The second explanation is that the Naz is at all-time
highs, that tech stocks in general are looking great, and
that enterprise software companies are looking even
better. Investors are tossing traditional valuations to
the wind.

The third explanation, the explanation readers around here
probably prefer, is that expansion of the PEG ratio is
typical of gorillas and potential gorillas as their
fortress on the top of the mountain becomes less and less
impenetrable.

Gorilla gaming is still new enough in a real-time view that
this growth investor, who likes to apply at least a smidgeon
of traditional valuation, is skeptical of Siebel's
historically lofty PEG ratio. Is it Wall Street's way of
crowning the primate or is it what Greenspan would say is
irrational exuberance? You get to decide.

Continuing the Game: Help me decide!

Whereas the cash position has always been less than $100 in
the past, it is now more than $5000 and is nearly 20% of the
portfolio. That's because I didn't use the cash obtained
from the sale of Vantive and Clarify to buy more stock.

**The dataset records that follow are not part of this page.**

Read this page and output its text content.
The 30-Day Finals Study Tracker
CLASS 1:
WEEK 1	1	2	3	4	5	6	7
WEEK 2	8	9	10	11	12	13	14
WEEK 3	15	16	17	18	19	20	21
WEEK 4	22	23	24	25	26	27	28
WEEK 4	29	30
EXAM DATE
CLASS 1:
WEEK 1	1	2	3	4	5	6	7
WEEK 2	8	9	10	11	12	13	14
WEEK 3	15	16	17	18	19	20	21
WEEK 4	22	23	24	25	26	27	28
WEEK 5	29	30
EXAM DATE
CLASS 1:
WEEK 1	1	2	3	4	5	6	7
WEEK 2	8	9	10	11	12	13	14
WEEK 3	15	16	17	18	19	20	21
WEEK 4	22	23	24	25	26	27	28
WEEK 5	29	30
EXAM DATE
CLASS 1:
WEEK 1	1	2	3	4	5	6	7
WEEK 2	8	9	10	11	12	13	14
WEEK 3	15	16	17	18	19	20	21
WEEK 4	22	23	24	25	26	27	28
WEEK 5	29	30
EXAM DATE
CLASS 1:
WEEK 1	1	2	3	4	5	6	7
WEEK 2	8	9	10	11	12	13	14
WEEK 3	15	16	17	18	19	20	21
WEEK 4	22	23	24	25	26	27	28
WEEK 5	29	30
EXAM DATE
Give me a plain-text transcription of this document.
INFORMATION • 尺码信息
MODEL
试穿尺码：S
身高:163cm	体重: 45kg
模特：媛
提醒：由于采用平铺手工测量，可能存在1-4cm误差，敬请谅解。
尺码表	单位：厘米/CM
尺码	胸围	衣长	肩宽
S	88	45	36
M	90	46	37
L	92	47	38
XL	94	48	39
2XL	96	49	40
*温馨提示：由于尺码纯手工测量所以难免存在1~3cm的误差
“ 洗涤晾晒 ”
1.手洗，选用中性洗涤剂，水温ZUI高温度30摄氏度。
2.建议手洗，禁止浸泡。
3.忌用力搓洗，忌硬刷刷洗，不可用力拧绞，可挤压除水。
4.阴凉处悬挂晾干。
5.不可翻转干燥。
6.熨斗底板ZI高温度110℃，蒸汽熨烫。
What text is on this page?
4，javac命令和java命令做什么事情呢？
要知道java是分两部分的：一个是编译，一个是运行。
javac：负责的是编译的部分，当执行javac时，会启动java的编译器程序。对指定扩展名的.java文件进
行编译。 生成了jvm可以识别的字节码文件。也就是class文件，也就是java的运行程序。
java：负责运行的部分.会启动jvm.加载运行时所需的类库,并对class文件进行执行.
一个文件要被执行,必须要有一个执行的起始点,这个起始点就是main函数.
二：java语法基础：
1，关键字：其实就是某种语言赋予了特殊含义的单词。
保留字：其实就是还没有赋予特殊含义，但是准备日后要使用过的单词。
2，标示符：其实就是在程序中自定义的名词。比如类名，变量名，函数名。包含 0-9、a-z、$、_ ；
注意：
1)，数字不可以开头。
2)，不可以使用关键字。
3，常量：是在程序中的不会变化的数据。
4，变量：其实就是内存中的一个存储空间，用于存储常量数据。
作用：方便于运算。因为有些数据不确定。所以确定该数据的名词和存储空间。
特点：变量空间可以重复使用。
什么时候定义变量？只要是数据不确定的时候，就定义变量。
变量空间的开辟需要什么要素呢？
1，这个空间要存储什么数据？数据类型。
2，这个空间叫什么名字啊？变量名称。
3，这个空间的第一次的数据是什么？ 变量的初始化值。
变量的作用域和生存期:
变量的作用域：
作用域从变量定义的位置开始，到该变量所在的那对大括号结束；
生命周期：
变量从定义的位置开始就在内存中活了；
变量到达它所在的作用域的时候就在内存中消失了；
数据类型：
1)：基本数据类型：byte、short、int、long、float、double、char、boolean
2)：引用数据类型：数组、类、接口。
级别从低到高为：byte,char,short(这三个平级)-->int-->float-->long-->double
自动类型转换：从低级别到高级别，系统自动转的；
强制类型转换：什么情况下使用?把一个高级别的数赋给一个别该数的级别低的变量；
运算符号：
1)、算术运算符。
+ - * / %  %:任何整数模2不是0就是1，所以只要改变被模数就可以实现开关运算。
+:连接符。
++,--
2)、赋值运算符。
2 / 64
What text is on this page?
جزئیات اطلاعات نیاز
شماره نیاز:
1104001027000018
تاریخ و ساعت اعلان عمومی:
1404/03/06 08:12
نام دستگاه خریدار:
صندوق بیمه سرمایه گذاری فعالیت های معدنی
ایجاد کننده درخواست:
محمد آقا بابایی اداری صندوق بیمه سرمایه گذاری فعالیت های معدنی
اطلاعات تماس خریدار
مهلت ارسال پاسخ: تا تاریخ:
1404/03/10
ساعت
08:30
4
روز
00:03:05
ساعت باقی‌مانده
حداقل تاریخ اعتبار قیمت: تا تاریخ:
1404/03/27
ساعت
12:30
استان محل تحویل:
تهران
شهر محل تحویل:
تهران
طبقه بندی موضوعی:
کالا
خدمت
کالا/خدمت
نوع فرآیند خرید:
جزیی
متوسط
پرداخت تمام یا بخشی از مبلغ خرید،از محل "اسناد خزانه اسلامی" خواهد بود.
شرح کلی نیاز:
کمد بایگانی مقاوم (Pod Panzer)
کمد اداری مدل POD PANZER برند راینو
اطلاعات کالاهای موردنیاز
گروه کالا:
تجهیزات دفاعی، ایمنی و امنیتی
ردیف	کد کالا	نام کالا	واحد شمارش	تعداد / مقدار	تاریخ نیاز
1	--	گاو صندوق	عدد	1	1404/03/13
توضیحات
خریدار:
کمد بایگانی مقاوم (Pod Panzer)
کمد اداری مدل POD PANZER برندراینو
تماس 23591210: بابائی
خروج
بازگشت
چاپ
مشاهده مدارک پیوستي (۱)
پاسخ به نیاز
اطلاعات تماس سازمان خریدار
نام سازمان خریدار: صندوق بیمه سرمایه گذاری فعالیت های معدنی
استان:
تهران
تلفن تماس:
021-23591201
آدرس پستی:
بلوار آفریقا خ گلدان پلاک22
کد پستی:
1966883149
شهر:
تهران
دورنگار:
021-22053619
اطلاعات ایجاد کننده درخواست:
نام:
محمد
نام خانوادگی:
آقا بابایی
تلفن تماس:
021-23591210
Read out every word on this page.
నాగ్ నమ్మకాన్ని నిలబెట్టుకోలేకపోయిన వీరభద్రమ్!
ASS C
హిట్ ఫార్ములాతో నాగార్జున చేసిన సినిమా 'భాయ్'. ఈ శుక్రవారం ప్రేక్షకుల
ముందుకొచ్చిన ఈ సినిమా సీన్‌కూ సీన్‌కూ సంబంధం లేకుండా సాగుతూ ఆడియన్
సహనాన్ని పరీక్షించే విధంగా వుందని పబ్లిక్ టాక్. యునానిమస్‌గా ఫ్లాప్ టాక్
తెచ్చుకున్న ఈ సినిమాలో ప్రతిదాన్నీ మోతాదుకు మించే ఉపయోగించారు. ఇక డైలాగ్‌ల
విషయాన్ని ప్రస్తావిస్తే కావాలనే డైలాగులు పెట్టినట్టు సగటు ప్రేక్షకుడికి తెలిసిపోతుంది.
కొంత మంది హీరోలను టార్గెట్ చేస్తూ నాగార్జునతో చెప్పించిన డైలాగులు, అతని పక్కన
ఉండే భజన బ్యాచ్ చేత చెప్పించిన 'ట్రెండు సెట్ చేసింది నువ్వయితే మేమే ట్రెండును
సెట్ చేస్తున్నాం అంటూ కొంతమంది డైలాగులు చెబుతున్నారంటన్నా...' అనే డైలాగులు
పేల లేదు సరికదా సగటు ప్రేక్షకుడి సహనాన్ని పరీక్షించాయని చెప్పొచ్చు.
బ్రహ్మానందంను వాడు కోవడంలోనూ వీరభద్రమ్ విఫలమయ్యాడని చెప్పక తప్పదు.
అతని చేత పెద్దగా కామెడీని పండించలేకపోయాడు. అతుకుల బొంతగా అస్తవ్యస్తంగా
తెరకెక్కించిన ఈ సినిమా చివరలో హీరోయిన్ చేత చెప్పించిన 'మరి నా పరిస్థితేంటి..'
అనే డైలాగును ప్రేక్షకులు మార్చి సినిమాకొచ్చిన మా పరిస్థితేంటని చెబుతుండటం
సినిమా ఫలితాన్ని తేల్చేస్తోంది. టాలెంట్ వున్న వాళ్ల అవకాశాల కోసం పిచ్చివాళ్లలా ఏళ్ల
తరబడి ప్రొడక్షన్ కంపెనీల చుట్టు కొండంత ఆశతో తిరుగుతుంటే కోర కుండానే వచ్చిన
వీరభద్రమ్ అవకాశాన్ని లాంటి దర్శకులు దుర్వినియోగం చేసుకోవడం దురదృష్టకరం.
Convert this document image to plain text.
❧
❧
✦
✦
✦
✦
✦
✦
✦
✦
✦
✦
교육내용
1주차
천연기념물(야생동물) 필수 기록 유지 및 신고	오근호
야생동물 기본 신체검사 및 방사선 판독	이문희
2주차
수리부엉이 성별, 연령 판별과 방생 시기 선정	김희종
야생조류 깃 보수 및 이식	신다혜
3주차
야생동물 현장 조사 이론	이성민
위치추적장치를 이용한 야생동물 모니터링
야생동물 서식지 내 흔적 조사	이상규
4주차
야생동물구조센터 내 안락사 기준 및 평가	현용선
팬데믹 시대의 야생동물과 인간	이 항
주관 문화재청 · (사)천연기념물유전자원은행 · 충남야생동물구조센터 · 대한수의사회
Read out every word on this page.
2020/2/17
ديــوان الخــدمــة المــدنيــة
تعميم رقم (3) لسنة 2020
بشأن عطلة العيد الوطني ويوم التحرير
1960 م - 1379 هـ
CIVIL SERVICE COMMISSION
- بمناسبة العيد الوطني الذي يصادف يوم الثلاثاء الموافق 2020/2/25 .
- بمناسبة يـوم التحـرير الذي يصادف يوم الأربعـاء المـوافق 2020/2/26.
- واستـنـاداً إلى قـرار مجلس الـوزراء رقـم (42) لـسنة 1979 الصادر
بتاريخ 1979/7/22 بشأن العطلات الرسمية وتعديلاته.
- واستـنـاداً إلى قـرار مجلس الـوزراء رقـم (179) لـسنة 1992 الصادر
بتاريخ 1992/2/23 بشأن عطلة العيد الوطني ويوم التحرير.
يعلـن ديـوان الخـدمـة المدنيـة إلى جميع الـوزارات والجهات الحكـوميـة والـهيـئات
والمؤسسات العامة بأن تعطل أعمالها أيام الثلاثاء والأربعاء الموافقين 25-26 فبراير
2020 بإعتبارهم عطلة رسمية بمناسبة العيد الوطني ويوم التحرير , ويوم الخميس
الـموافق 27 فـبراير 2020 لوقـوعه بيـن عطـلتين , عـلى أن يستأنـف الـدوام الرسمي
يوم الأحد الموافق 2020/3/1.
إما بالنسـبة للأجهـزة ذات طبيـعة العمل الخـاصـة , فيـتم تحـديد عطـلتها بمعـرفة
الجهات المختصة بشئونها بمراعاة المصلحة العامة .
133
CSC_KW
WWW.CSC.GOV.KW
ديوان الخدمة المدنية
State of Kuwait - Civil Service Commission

I will soon make a decision about how to deploy those
funds. My four choices: 1) Continue playing out the game
as originally started, which dictates buying more shares of
Siebel and Remedy; 2) Use the cash to add a new sub-
industry play consisting of companies making marketing
software; 3) Add a new sub-industry play made up of
companies specializing in selling front office software to
mid-tier companies; or 4) If choice #2 or #3 is
implemented, add $10,000 to the game with which to add the
new sub-industry. The current cash position would be used
to purchase more shares of Siebel and Remedy.

I'd be very grateful for your input about which would be
most educational as an on-going gorilla game to all
of us.

The Background and the Caveats

The portfolio began on 5/25/98 with $10,000 in fictitious
money. This is not a real-money portfolio. Commissions are
based on $8 per trade. Because the interest earned on cash
does not significantly affect the results of the game, it
is not accounted for.

I own shares in Siebel Systems. I have owned long and
short positions in the above front office software stocks
as well as others. I reserve the right to do so in the
future. Don't make any decisions based on any of my
comments. Do your own homework and make your own
decisions. And good luck!

--Mike Buckley



To: gdichaz who wrote (9281)10/31/1999 5:50:00 PM
From: DownSouth  Read Replies (1) | Respond to of 54805
 
Cha2, it worked for me. Can't understand why it did not work for you.